Герман так многозначительно смотрит на меня, что приходится сглотнуть, прежде чем неуверенно улыбнуться в ответ.

Стоит ли упоминать, что пять часов спустя, прилетев в Рио и выйдя из аэропорта, мы оказываемся в одном такси?

06

Что такое «джетлаг» я узнаю сполна на собственном опыте. Мои внутренние часы сбиты, накатывает безумная усталость, организму совсем не нравится этот неестественный ход времени, когда ты из светлых суток прилетел в те же самые светлые сутки, хотя преодолел аж целую Атлантику. Ведь мой перелёт из Питера начинался днём.

Что я могу сделать? Да ничего, кроме как завалиться спать, едва мы приезжаем в снятую моими родителями квартиру на Копе. Это небольшая студия с кухней в отдельном помещении и окнами на океан.

Едва успеваю бросить короткий взгляд в окно, как, приманенная кроватью, погружаюсь в молниеносный сон. Буквально проваливаюсь в пустоту.

Следующее, что понимаю — я проснулась. Лежу на спине, моргаю, пытаясь сфокусировать взгляд. В комнате всё ещё светло, и поэтому не понимаю, сколько я проспала. Сажусь на кровати и вижу Германа, расположившегося на диване с ноутом на коленках.

— Проснулась? С добрым вечером, путешественница, — отвлекается он на мои шуршания и шевеления.

Герман выглядит так органично в одной комнате со мной, будто мы сотни раз делили с ним дом, а не познакомились всего несколько часов назад. Прошлая я сказала бы: ты с ума сошла, привела в дом практически незнакомца, а новая я лишь махает рукой, пусть всё идёт своим чередом.

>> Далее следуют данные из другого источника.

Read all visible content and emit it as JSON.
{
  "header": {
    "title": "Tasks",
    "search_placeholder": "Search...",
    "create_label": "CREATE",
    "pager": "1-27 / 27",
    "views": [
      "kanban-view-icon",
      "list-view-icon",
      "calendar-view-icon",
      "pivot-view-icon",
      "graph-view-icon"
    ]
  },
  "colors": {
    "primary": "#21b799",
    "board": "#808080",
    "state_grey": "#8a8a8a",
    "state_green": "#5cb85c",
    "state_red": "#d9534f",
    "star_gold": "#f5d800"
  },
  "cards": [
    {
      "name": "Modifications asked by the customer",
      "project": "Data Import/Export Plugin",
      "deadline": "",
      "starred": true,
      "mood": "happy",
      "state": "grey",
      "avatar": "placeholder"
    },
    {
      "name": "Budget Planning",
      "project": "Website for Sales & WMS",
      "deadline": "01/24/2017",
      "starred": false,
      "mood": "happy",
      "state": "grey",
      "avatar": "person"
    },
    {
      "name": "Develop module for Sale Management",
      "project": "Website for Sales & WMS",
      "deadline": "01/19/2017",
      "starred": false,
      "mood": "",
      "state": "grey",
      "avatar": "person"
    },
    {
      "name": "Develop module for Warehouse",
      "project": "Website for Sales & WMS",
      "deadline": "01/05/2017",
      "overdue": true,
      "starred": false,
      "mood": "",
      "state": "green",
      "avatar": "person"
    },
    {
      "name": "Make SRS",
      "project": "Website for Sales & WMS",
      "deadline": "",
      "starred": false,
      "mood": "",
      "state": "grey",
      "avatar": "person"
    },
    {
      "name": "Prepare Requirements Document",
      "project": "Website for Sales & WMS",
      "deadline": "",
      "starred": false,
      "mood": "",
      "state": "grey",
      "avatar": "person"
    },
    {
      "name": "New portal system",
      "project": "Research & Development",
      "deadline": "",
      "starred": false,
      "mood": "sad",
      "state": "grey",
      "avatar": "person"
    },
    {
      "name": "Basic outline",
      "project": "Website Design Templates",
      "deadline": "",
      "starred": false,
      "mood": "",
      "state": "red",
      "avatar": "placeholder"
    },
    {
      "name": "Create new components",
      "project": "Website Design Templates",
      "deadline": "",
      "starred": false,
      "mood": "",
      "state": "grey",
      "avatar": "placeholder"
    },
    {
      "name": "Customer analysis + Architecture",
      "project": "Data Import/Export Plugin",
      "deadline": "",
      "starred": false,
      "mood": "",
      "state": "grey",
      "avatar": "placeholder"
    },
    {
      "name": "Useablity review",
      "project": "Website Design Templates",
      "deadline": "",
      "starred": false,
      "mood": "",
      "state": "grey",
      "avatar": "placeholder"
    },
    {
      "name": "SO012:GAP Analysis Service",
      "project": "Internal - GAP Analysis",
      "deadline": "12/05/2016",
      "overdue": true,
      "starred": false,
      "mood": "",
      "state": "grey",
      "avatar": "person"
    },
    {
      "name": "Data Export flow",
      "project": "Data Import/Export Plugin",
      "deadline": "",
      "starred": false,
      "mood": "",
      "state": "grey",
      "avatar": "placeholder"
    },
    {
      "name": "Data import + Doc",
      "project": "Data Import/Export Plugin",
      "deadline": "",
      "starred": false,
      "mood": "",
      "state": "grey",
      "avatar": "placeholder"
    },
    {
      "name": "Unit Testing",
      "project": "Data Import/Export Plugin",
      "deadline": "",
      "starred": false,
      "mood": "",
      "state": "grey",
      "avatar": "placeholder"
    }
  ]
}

— А? С добрым вечером? Как уже с добрым вечером? Это минус один день от путешествия? Я так всё на свете просплю, — начинаю причитать я. — Скажи, что это состояние не навечно? Скажи, что это пройдёт?

Я сжимаю голову в ладонях и… на удивление — она светлая и ясная. Сон помог.

— Уже прошло, так думаю. Кстати, я тоже поспал, не считай, что я киборг какой-то. Просто быстрее, чем ты, восстановился. И… — он кивает на пакет на барной стойке, — сходил в магазин. Он прямо в этом доме, только вход с параллельной улицы. Так что, Варь, у нас есть реальный шанс встретить закат на городском пляже. Предлагаю тебе наведаться в душ, прийти в себя, нацепить что-нибудь полегче, потому что за окном почти тридцать градусов и… ай-да во внешний мир.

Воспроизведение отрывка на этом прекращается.